Many important early figures in pediatrics did their internship under his supervision, such as Dorothy Reed (Mendenhall), MD, John Howland, MD (1st Chairman of pediatrics at Johns Hopkins and Director of the Harriet Lane Home for Invalid Children) and Edward Parks, MD (3d chair at Johns Hopkins). At the turn of the century, Dr. Holt was a major figure in pediatrics. He was a charter member of the American Pediatric Society and would be elected its president twice, an honor bestowed upon only one other doctor. In 1901 he was appointed to the board of the Rockefeller Institute, under whose auspices he would eventually travel to China. Following his development of a child welfare program adopted at the Red Cross Cannes Conference (1919), he was elected president of the Child Health Organization.

As president of the American Association for the Study and Prevention of Infant Mortality (AASPIM), Holt promoted reproduction control by society as a means of eugenics. In his 1913 presidential address he said:

We must eliminate the unfit by birth not by death. The race is to be most effectively improved by preventing marriage and reproduction by the unfit, among whom we would class the diseased, the degenerate, the defective, and the criminal.

He wrote The Care and Feeding of Children to great acclaim, and the text quickly became a bestseller. He also wrote Diseases of Infancy and Childhood in 1896; the book would go through 11 editions and remain the definitive text on pediatrics until 1940. Editions published after Holt's death were revised and edited by his son, Luther Emmett Holt, Jr., and Rustin McIntosh. In 1967, Holt, Jr., renewed the copyright. In 1980, Appleton/Classics of Medicine Library published a facsimile of the 1897 first edition.

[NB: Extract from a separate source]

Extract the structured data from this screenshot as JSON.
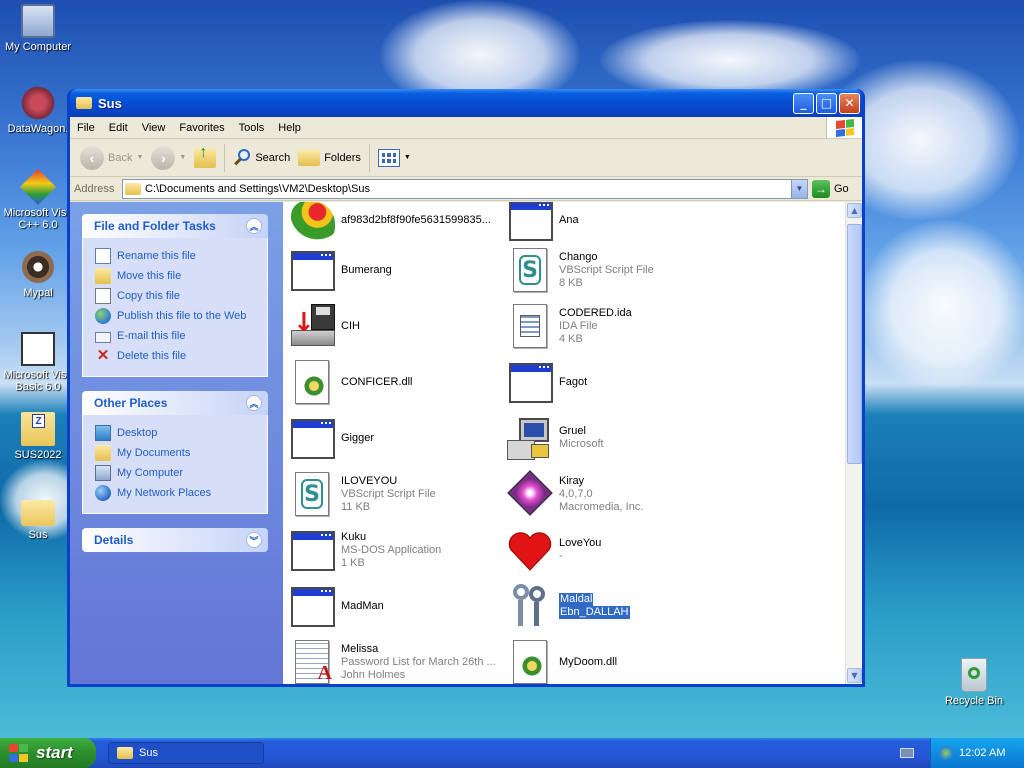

Holt was a professor at Columbia University College of Physicians and Surgeons from 1901 to 1922. In 1923, despite his old age, the Rockefeller Institute called on him to lecture at Peking Union Medical College for their winter term. Holt accepted, viewing the offer as both an opportunity to observe Chinese children for his own studies, and introduce pediatrics to the Chinese doctors. Days before his return home, Holt suffered a heart attack and died in Peking on January 14, 1924.